Spoliation is a case in point. Conflicting decisions throughout the country give no guidance whatsoever to a corporation that may be sued anywhere. How does a company decide what document preservation and destruction policies to implement? What standards of behavior will guide the court’s consideration if spoliation is alleged? Will negligent destruction suffice as a defense to a spoliation charge? In Residential Funding Corp. v. DeGeorge Finan. Corp., the answer was “maybe not.” There, the U.S. Court of Appeals for the Second Circuit authorized sanctions for negligent destruction of e-mails. The Sixth and Ninth Circuits have followed suit.

In Aramburu v. Boeing Co., however, the Tenth Circuit, following the First and Fifth Circuits, held that “[m]ere negligence in losing or destroying records is not enough [to warrant an inference that production of the document would have been unfavorable to the party responsible for its destruction] because it does not support an inference of consciousness of a weak case.” And in Rimkus Consulting Group, Inc. v. CammarataJudge Lee Rosenthal, in the Southern District of Texas, took a highly nuanced approach to the necessity for sanctions for intentional spoliation. Clearly the cases, marshaled in Rimkus, are all over the lot.   

Now, the good news: The Advisory Committee on Civil Rules has embarked on the process of proposing an amendment to Rule 37(e) which, if adopted, would create a single nationwide standard for the imposition of spoliation sanctions. At the Committee’s November 2012 meeting, the draft proposal of the Committee’s Discovery Subcommittee was accepted for further discussion. The timetable for future action is uncertain at this time, but the signs augur well for a new rule.

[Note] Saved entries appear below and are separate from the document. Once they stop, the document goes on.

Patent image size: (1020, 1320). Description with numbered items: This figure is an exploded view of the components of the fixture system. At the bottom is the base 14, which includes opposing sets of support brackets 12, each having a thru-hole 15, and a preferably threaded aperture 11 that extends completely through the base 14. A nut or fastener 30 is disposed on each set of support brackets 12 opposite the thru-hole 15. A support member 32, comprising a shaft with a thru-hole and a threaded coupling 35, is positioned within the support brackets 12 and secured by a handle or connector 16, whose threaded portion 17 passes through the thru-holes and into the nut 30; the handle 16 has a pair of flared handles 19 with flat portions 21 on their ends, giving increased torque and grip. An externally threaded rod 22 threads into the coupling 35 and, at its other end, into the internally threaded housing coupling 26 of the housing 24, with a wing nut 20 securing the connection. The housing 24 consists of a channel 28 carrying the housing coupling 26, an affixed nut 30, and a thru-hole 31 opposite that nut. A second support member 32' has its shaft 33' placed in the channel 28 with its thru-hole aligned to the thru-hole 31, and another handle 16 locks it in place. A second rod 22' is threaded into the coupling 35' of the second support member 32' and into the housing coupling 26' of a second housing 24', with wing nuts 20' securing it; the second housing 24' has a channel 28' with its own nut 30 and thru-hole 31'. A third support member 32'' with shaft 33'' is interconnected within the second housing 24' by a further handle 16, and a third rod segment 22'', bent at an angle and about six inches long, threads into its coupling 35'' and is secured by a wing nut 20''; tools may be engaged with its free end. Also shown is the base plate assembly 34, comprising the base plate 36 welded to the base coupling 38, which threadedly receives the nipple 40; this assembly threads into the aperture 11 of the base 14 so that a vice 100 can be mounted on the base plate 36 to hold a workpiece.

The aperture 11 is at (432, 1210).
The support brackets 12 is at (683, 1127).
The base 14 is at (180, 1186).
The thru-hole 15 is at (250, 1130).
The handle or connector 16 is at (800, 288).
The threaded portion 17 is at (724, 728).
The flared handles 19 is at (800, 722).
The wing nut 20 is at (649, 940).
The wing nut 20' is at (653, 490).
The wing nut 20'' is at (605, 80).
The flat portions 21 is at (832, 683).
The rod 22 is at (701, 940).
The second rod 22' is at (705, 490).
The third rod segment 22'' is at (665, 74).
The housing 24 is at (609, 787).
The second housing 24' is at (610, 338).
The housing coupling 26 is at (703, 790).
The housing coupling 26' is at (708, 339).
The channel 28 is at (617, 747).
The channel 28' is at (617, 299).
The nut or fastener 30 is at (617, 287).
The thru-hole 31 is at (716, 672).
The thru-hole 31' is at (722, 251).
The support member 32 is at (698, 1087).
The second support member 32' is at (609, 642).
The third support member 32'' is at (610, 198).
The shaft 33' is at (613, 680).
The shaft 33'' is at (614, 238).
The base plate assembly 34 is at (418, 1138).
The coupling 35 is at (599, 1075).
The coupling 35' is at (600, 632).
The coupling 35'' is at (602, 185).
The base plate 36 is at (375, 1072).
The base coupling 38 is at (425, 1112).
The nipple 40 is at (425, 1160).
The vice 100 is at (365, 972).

Currently, Rule 37(e) affords a “safe harbor” for “failing to provide electronically stored information lost as a result of the routine, good-faith operation of an electronic information system.” The Discovery Subcommittee reviewed the cases discussing Rule 37(e), however, and found that it has had very limited impact. The amendment proposes to eliminate Rule 37(e) altogether in its present form, and substitute a new Rule 37(e). The new rule would apply to all discoverable information, and according to the Draft Committee Note, would seek to ensure that “potential litigants who make reasonable efforts to satisfy their preservation responsibilities may do so with confidence that they will not be subjected to serious sanctions should information be lost despite those efforts.” The proposed rule does not state a bright line, but instead identifies numerous considerations that the court should weigh in adjudicating its response to a party’s loss of information.

These factors include the extent to which the party was on notice of incipient litigation; the discoverability of the lost information at issue; the reasonableness of the party’s efforts to preserve the information; whether the party was sent a “litigation hold” letter and the clarity of that notice; whether the parties met and conferred regarding the scope of preservation; the party’s resources and sophistication in litigation; the proportionality of the preservation efforts to the litigation; and whether the party sought timely guidance from the court concerning any unresolved disputes regarding preservation.

Depending on the court’s findings, the court could rule that there was no untoward spoliation, or that it was negligent, grossly negligent, willful, or in bad faith. The court would be empowered to impose sanctions only upon a finding of willfulness or bad faith and that such misconduct caused “substantial prejudice” in the litigation, or that the failure “irreparably deprived a party of any meaningful opportunity to present a claim or defense.” Sanctions could include an adverse-inference jury instruction or any sanction listed under Rule 37(b)(2)(A).

The laudable intent of the proposed amendment to Rule 37(e) is the development of a consistent body of law imposing predictable penalties for established gradations of spoliation. The amendment cannot come soon enough. And might the Advisory Committee then turn to the matter of the local rules?